Foot pilgrimage to Kataragama begins | Sunday Observer

Foot pilgrimage to Kataragama begins

18 June, 2023

The well-established infrastructure of contemporary society, including transportation, is readily evident. Travelling to the sacred Kataragama Kovil is made convenient through the utilisation of highways and comfortable air-conditioned vehicles.

In spite of the availability of convenient transportation options, it is remarkable to observe the dedication of worshippers as they make their way to the revered Kataragama Kovil, overcoming various obstacles and traversing arduous routes during the Esala festival in Kataragama. The Kataragama Esala Festival is scheduled to start tomorow, June 19, 2023.

This festival is a symbol of the marriage between the goddess Walli and god Kataragama and this festival is capable of delineating the religious harmony in Sri Lanka.

At present, Hindus, Buddhists, Muslims and even foreign devotees from the North and the East have started their pilgrimage to participate in the sacred Kataragama procession.

The devotees who come from Mannar, Trincomalee and Ampara started their sacred foot pilgrimage in the name of the God Kataragama on May 5. They safely arrived at the Kataragama Kovil which is located in ‘Okada’ and received the blessings of the god . They are hoping to come to the main Kataragama Kovil by passing difficult roads that lie through the Yala National Park.

Ancient roots

This foot pilgrimage has ancient roots. It is also assumed that God Kataragama also used the same path on his journey to meet the goddess Walli. Accordingly, this pilgrimage has its connection to the life of the god Kataragama. It is also notable to focus on how any of the devotees don’t get victimised by any of the wild animals in the Yala National Park.
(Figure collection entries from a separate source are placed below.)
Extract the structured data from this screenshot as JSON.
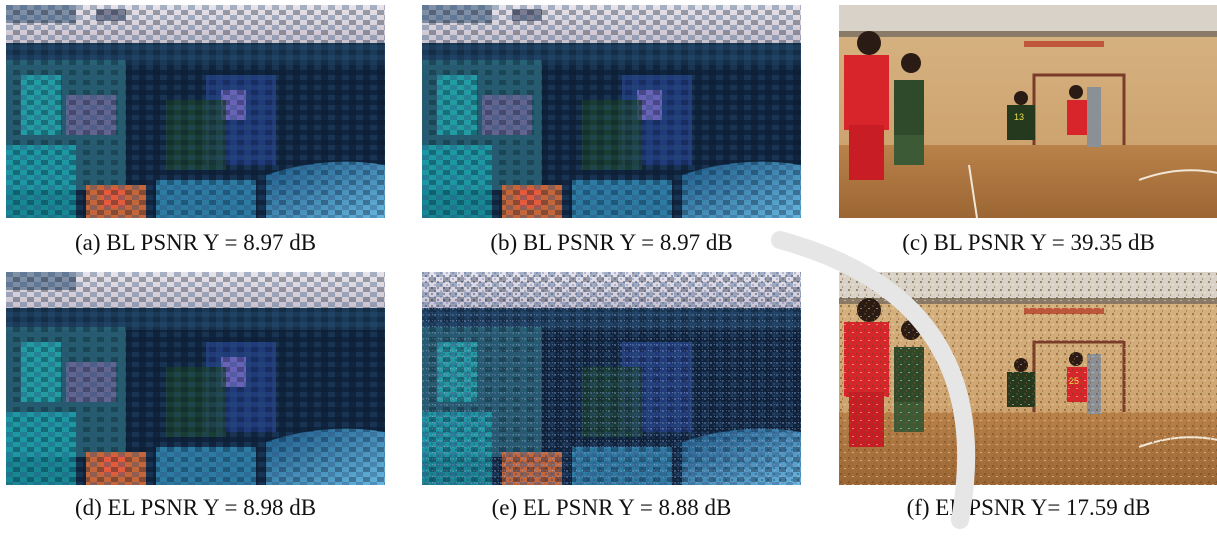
{
  "figure": {
    "captions": [
      "(a) BL PSNR Y = 8.97 dB",
      "(b) BL PSNR Y = 8.97 dB",
      "(c) BL PSNR Y = 39.35 dB",
      "(d) EL PSNR Y = 8.98 dB",
      "(e) EL PSNR Y = 8.88 dB",
      "(f) EL PSNR Y= 17.59 dB"
    ],
    "panels": [
      {
        "content": "corrupted-frame"
      },
      {
        "content": "corrupted-frame"
      },
      {
        "content": "basketball-clean"
      },
      {
        "content": "corrupted-frame"
      },
      {
        "content": "corrupted-frame-noisy"
      },
      {
        "content": "basketball-noisy"
      }
    ],
    "jersey_numbers": [
      "13",
      "25"
    ]
  }
}
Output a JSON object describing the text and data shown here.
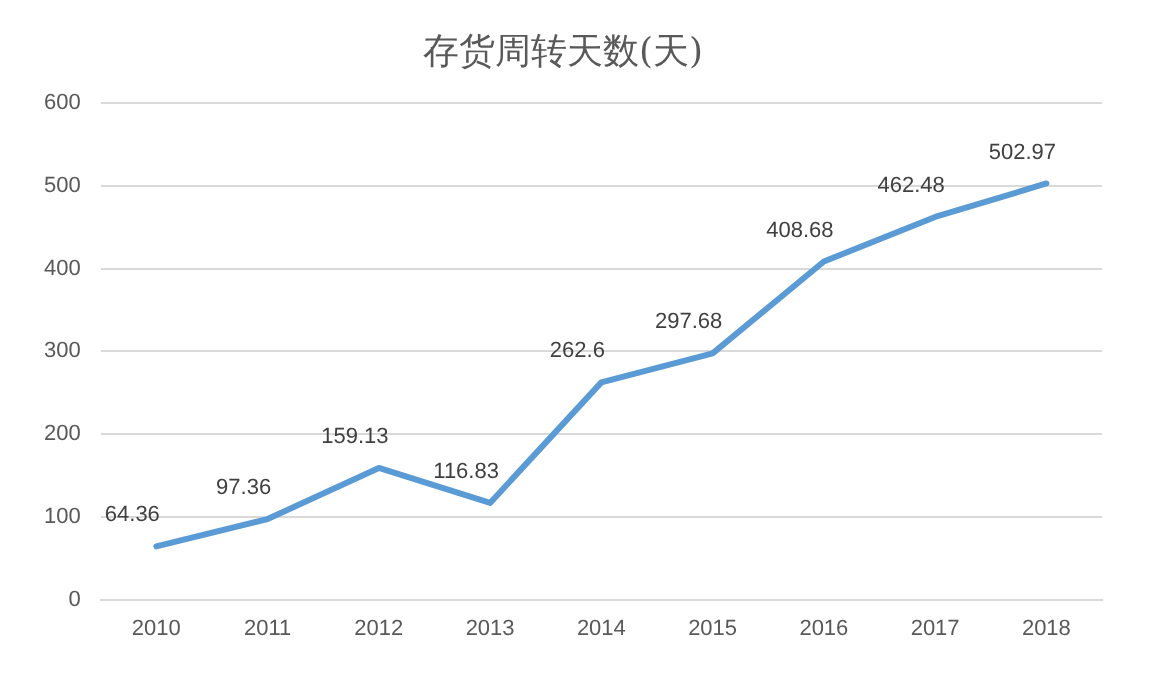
{
  "chart_data": {
    "type": "line",
    "title": "存货周转天数(天)",
    "categories": [
      "2010",
      "2011",
      "2012",
      "2013",
      "2014",
      "2015",
      "2016",
      "2017",
      "2018"
    ],
    "series": [
      {
        "color": "#5b9bd5",
        "values": [
          64.36,
          97.36,
          159.13,
          116.83,
          262.6,
          297.68,
          408.68,
          462.48,
          502.97
        ]
      }
    ],
    "ylim": [
      0,
      600
    ],
    "yticks": [
      0,
      100,
      200,
      300,
      400,
      500,
      600
    ],
    "grid": "y",
    "legend": false,
    "marker": "none",
    "line_style": "solid",
    "data_labels": true
  }
}
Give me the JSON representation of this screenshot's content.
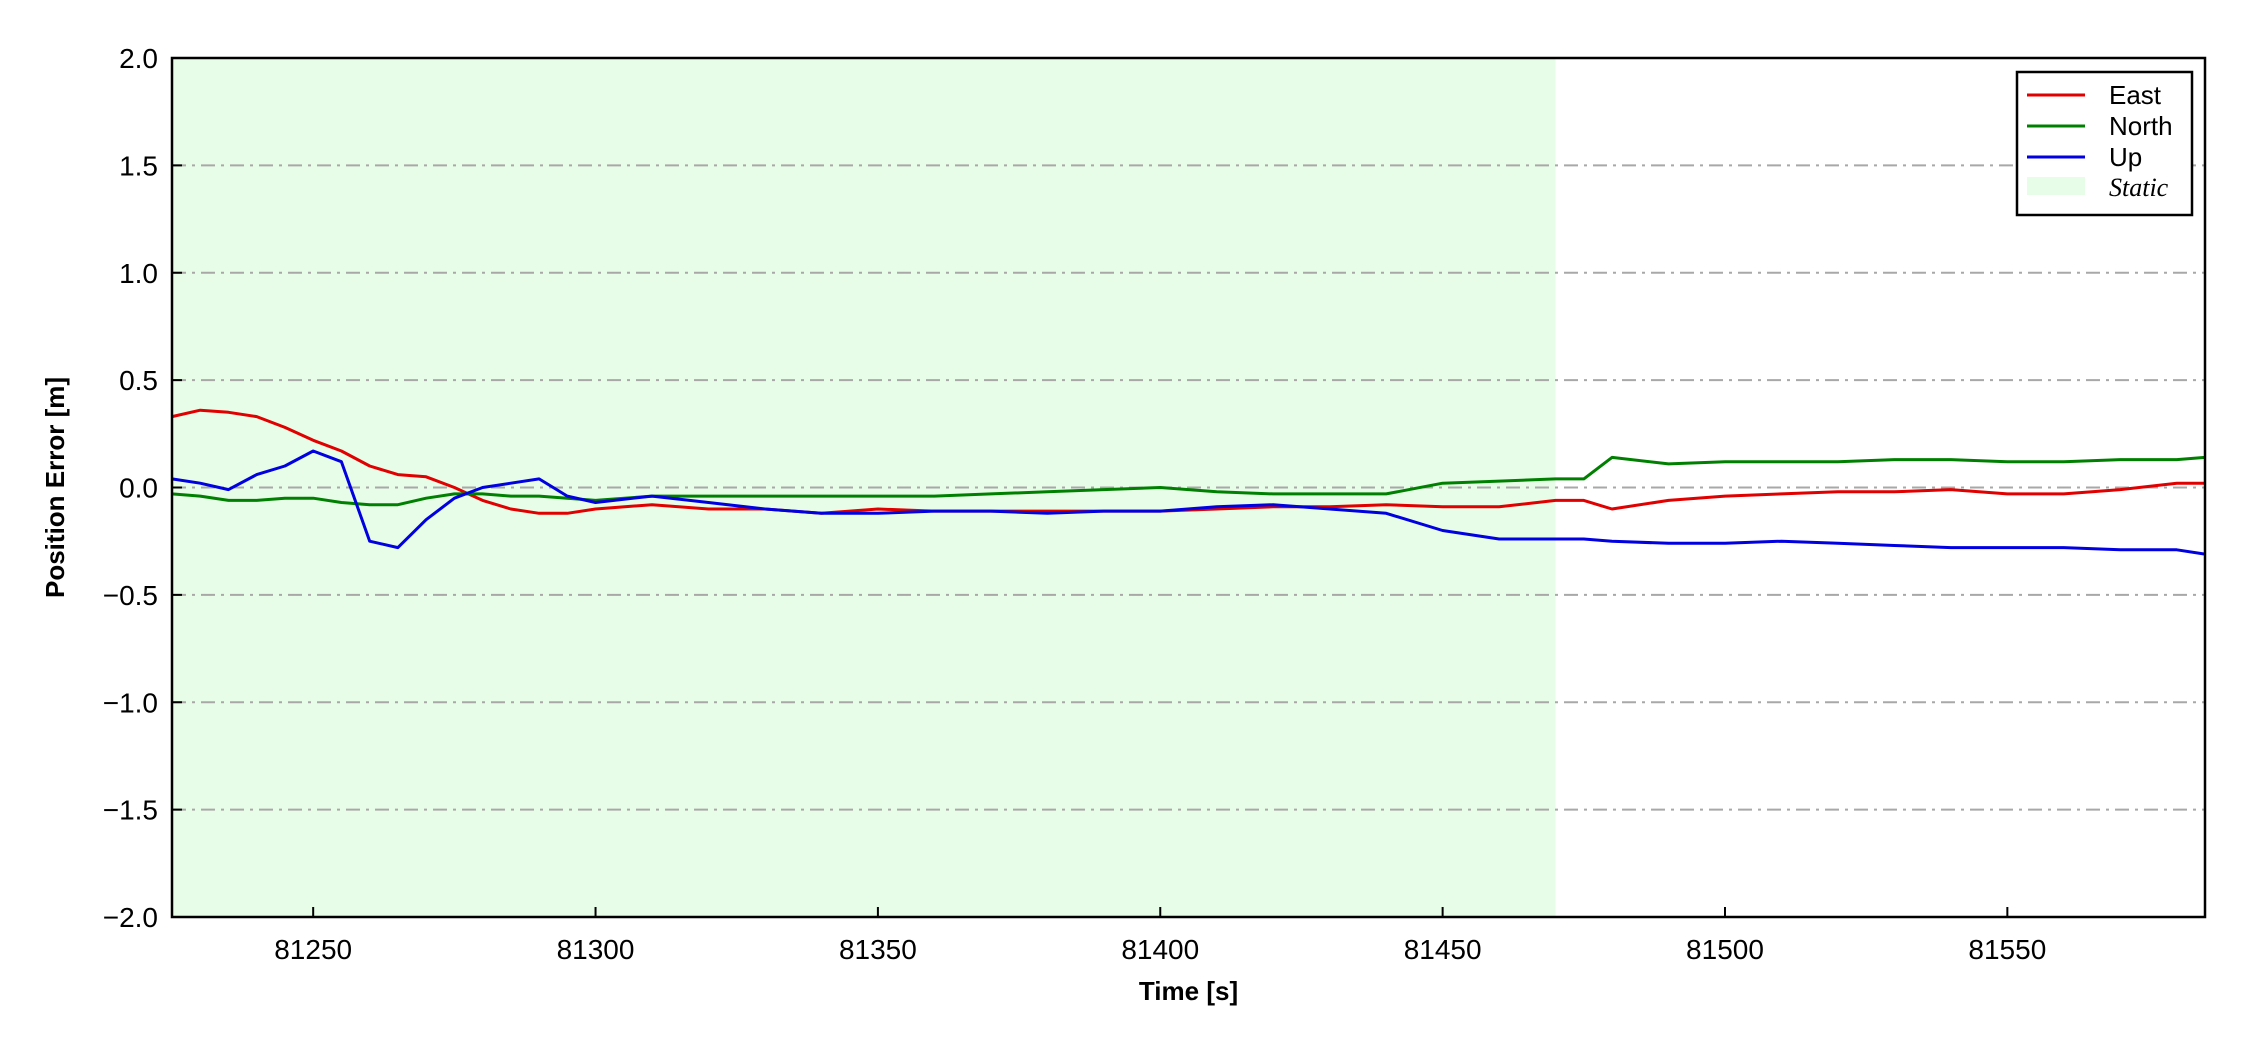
{
  "chart_data": {
    "type": "line",
    "title": "",
    "xlabel": "Time [s]",
    "ylabel": "Position Error [m]",
    "xlim": [
      81225,
      81585
    ],
    "ylim": [
      -2.0,
      2.0
    ],
    "xticks": [
      81250,
      81300,
      81350,
      81400,
      81450,
      81500,
      81550
    ],
    "yticks": [
      -2.0,
      -1.5,
      -1.0,
      -0.5,
      0.0,
      0.5,
      1.0,
      1.5,
      2.0
    ],
    "ytick_labels": [
      "−2.0",
      "−1.5",
      "−1.0",
      "−0.5",
      "0.0",
      "0.5",
      "1.0",
      "1.5",
      "2.0"
    ],
    "grid": "horizontal dash-dot",
    "legend_position": "top-right",
    "shaded_regions": [
      {
        "name": "Static",
        "x_start": 81225,
        "x_end": 81470,
        "color": "#e8fde8"
      }
    ],
    "x": [
      81225,
      81230,
      81235,
      81240,
      81245,
      81250,
      81255,
      81260,
      81265,
      81270,
      81275,
      81280,
      81285,
      81290,
      81295,
      81300,
      81310,
      81320,
      81330,
      81340,
      81350,
      81360,
      81370,
      81380,
      81390,
      81400,
      81410,
      81420,
      81430,
      81440,
      81450,
      81460,
      81470,
      81475,
      81480,
      81490,
      81500,
      81510,
      81520,
      81530,
      81540,
      81550,
      81560,
      81570,
      81580,
      81585
    ],
    "series": [
      {
        "name": "East",
        "color": "#e00000",
        "values": [
          0.33,
          0.36,
          0.35,
          0.33,
          0.28,
          0.22,
          0.17,
          0.1,
          0.06,
          0.05,
          0.0,
          -0.06,
          -0.1,
          -0.12,
          -0.12,
          -0.1,
          -0.08,
          -0.1,
          -0.1,
          -0.12,
          -0.1,
          -0.11,
          -0.11,
          -0.11,
          -0.11,
          -0.11,
          -0.1,
          -0.09,
          -0.09,
          -0.08,
          -0.09,
          -0.09,
          -0.06,
          -0.06,
          -0.1,
          -0.06,
          -0.04,
          -0.03,
          -0.02,
          -0.02,
          -0.01,
          -0.03,
          -0.03,
          -0.01,
          0.02,
          0.02
        ]
      },
      {
        "name": "North",
        "color": "#008000",
        "values": [
          -0.03,
          -0.04,
          -0.06,
          -0.06,
          -0.05,
          -0.05,
          -0.07,
          -0.08,
          -0.08,
          -0.05,
          -0.03,
          -0.03,
          -0.04,
          -0.04,
          -0.05,
          -0.06,
          -0.04,
          -0.04,
          -0.04,
          -0.04,
          -0.04,
          -0.04,
          -0.03,
          -0.02,
          -0.01,
          0.0,
          -0.02,
          -0.03,
          -0.03,
          -0.03,
          0.02,
          0.03,
          0.04,
          0.04,
          0.14,
          0.11,
          0.12,
          0.12,
          0.12,
          0.13,
          0.13,
          0.12,
          0.12,
          0.13,
          0.13,
          0.14
        ]
      },
      {
        "name": "Up",
        "color": "#0000e0",
        "values": [
          0.04,
          0.02,
          -0.01,
          0.06,
          0.1,
          0.17,
          0.12,
          -0.25,
          -0.28,
          -0.15,
          -0.05,
          0.0,
          0.02,
          0.04,
          -0.04,
          -0.07,
          -0.04,
          -0.07,
          -0.1,
          -0.12,
          -0.12,
          -0.11,
          -0.11,
          -0.12,
          -0.11,
          -0.11,
          -0.09,
          -0.08,
          -0.1,
          -0.12,
          -0.2,
          -0.24,
          -0.24,
          -0.24,
          -0.25,
          -0.26,
          -0.26,
          -0.25,
          -0.26,
          -0.27,
          -0.28,
          -0.28,
          -0.28,
          -0.29,
          -0.29,
          -0.31
        ]
      }
    ]
  },
  "legend": {
    "items": [
      {
        "label": "East",
        "color": "#e00000"
      },
      {
        "label": "North",
        "color": "#008000"
      },
      {
        "label": "Up",
        "color": "#0000e0"
      },
      {
        "label": "Static",
        "color": "#e8fde8"
      }
    ]
  }
}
The powerful chant of Haro Hara serves as their protective shield, warding off any potential danger lurking in the surroundings. These devotees usually rest on the way and share their food within the group. It can be perceived as a shared, communal experience. One of the most popular food item among these devotees is ‘precooked Habala Pethi; a good energiser for the body.

In addition, they are nourished by an abundance of natural fruits such as woodapple, Palu, Weera, and various edible green leaves.


However, it is evident that there’s a transformation in some of these natural practices impacted by the human donations they receive on the way. And there are concerns over the purity of these food items mixed with meat and eggs.

The Esala Festival, characterised by the traditional water cutting ceremony, concludes with devotees returning to their villages from the revered Kataragama Kovil, carrying sacred water collected from the Manik River.